PHYSICALLY ADEQUATE CONDENSATION AND MIXED MODELS OF SERENDIPITY ELEMENTS

Abstract

Mixed serendipity models are models of finite elements with interpolant, which is represented by polynomials of different degree on each of two coordinates. Usage of such elements allow to coordinate elements of lower order in spheres, where sharp change of characteristics is not envisaged with elements of higher order in other spheres. The serendipity version of quadraticaly-cubic interpolation on the canonical square (|x| ≤ 1, |y| ≤ 1) is considered in the work. In the direction of 0x axis the function changes by the law of cubic parabola, in the direction of 0y it changes by the law of quadratic parabola. Lagrange prototype of such element has 12 nodes (two internal).
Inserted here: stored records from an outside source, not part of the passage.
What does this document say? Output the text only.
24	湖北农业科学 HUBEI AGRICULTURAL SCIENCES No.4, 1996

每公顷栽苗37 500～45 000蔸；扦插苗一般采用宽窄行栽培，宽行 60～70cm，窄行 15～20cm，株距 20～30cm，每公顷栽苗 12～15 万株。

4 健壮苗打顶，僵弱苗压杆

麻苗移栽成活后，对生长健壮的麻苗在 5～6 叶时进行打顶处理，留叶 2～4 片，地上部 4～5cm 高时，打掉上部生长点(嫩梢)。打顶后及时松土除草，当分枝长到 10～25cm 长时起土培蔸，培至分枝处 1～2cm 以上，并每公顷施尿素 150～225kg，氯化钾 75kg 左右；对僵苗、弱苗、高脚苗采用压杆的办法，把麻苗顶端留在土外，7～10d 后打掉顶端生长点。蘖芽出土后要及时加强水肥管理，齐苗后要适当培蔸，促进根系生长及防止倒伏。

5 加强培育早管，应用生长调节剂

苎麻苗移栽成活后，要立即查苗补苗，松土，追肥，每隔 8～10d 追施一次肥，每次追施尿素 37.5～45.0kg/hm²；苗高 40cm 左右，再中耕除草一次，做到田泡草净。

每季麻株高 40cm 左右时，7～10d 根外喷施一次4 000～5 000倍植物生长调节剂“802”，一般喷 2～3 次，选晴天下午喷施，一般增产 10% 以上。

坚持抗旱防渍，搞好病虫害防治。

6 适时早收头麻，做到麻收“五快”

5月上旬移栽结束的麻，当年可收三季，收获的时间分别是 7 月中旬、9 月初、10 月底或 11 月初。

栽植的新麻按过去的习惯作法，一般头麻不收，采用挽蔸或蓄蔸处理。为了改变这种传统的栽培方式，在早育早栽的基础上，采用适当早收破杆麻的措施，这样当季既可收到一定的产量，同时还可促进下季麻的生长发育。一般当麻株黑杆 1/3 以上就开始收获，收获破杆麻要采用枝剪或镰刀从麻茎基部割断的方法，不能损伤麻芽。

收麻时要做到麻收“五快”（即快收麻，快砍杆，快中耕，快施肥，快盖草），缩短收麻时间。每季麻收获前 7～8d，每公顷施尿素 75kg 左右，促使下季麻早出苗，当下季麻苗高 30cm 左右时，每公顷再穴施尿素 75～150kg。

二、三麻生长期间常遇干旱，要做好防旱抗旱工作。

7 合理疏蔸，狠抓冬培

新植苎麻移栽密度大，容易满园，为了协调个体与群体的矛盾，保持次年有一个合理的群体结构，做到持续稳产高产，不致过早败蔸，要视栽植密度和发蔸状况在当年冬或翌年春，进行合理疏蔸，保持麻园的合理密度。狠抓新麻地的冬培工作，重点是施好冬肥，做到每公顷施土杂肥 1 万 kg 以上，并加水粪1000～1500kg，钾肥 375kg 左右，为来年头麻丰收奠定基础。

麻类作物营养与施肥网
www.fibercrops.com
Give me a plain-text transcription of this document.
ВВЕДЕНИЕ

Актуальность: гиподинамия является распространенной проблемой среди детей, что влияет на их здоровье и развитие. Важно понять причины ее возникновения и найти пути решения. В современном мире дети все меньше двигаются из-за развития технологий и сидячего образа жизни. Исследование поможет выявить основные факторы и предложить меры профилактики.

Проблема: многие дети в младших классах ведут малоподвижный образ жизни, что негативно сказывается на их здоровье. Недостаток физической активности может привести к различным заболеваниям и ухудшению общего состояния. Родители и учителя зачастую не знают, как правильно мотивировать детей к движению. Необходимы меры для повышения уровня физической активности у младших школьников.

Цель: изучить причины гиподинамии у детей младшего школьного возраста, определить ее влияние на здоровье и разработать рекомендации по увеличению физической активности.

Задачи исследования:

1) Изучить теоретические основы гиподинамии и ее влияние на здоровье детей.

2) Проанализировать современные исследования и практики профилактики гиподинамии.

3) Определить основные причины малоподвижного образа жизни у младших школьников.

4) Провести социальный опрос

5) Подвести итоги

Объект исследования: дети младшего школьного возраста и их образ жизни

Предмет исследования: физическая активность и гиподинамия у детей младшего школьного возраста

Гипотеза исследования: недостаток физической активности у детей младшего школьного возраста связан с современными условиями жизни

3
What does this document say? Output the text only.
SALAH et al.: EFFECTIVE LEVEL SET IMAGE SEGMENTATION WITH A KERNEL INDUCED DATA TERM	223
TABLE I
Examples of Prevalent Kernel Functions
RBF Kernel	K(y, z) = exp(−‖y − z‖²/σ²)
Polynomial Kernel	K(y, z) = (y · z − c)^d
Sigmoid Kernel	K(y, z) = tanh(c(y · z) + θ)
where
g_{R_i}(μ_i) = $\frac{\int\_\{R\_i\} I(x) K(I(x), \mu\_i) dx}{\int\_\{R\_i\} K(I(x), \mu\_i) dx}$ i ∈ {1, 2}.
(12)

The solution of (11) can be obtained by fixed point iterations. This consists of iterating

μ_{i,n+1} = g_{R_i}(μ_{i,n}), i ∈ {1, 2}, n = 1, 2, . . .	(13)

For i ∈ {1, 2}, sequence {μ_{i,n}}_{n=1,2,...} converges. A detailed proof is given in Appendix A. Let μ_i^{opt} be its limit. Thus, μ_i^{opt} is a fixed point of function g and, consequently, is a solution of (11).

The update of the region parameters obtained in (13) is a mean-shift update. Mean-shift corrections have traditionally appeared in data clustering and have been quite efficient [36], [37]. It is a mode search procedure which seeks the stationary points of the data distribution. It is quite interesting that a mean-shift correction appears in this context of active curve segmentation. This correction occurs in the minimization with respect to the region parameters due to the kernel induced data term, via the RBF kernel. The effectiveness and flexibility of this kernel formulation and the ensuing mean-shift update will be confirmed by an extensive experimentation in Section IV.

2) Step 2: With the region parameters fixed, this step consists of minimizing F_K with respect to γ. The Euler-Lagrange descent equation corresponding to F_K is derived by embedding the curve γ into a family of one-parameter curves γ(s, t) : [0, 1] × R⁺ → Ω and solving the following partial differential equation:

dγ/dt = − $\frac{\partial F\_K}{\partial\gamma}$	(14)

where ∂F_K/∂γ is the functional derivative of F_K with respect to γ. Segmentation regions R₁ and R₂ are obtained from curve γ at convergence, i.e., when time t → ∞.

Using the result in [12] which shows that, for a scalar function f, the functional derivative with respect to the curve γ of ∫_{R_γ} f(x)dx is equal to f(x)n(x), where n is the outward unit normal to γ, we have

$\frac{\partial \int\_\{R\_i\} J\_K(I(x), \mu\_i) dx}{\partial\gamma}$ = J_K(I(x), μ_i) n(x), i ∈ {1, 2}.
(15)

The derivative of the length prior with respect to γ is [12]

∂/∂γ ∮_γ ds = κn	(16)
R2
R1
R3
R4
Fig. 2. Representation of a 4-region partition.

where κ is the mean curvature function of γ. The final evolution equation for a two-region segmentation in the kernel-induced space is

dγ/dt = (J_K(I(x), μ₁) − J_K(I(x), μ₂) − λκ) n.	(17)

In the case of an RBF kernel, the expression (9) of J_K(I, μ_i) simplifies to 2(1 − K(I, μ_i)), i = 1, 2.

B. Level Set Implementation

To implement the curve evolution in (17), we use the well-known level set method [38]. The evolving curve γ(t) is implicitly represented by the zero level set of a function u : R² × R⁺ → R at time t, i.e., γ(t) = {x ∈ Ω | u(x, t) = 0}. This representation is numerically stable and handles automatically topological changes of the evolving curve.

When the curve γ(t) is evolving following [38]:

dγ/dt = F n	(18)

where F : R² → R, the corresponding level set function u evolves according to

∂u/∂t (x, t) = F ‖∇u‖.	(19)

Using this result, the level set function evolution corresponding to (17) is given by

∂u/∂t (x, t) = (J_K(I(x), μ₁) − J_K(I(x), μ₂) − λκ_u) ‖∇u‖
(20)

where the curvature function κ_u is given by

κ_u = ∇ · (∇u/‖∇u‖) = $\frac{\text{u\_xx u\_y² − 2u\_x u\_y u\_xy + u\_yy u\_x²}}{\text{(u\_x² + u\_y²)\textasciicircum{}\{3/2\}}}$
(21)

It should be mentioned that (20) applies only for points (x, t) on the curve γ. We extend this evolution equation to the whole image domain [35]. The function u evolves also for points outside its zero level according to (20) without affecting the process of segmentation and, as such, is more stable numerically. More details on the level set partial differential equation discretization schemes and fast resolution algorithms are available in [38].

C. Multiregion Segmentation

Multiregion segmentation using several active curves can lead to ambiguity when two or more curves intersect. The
As it is known internal nodes should be turned off in order to get serendipity model. The traditional procedure of condensation (reduction) involves making and solving the system of linear algebraic equations with 12×12 matrix. Then to eliminate internal nodes one should find the ’recipe’ of condensation, that is to build linear dependence of internal parameters (two) on boundary ones. Known examples show that mathematically grounded ‘recipe’ of condensation does not guarantee physical adequateness of variety of nodal loads of serendipity models. It happened to biquadratic element (Jordan ‘recipe’, 1970) and triangle of third order (Ciarlet-Raviart ‘recipe’, 1972). In serendipity models loads of angular nodes are negative both on to biquadratic element and bicubic one. It is surprising that mathematically grounded and elegant Tailor method proves this peculiarity of standard serendipity models. To avoid anomalies in the spectrum of nodal loads, one should start with building of the desired spectrum. It is the inverse problem, when one chooses desired integral characteristics first and after that identifies the basis which implements these characteristics. This particular ‘non-matrix’ approach is given in the work. The important peculiarity of non-matrix reduction lies in the fact that it excludes internal nodes, but keeps internal parameters. Availability of ‘hidden’ parameters allows to direct the formation of alternative serendipity surfaces. Meaningful opportunities of suggested approach allow always to get natural (physically adequate) spectrum of nodal loads. It is relevant to serendipity models.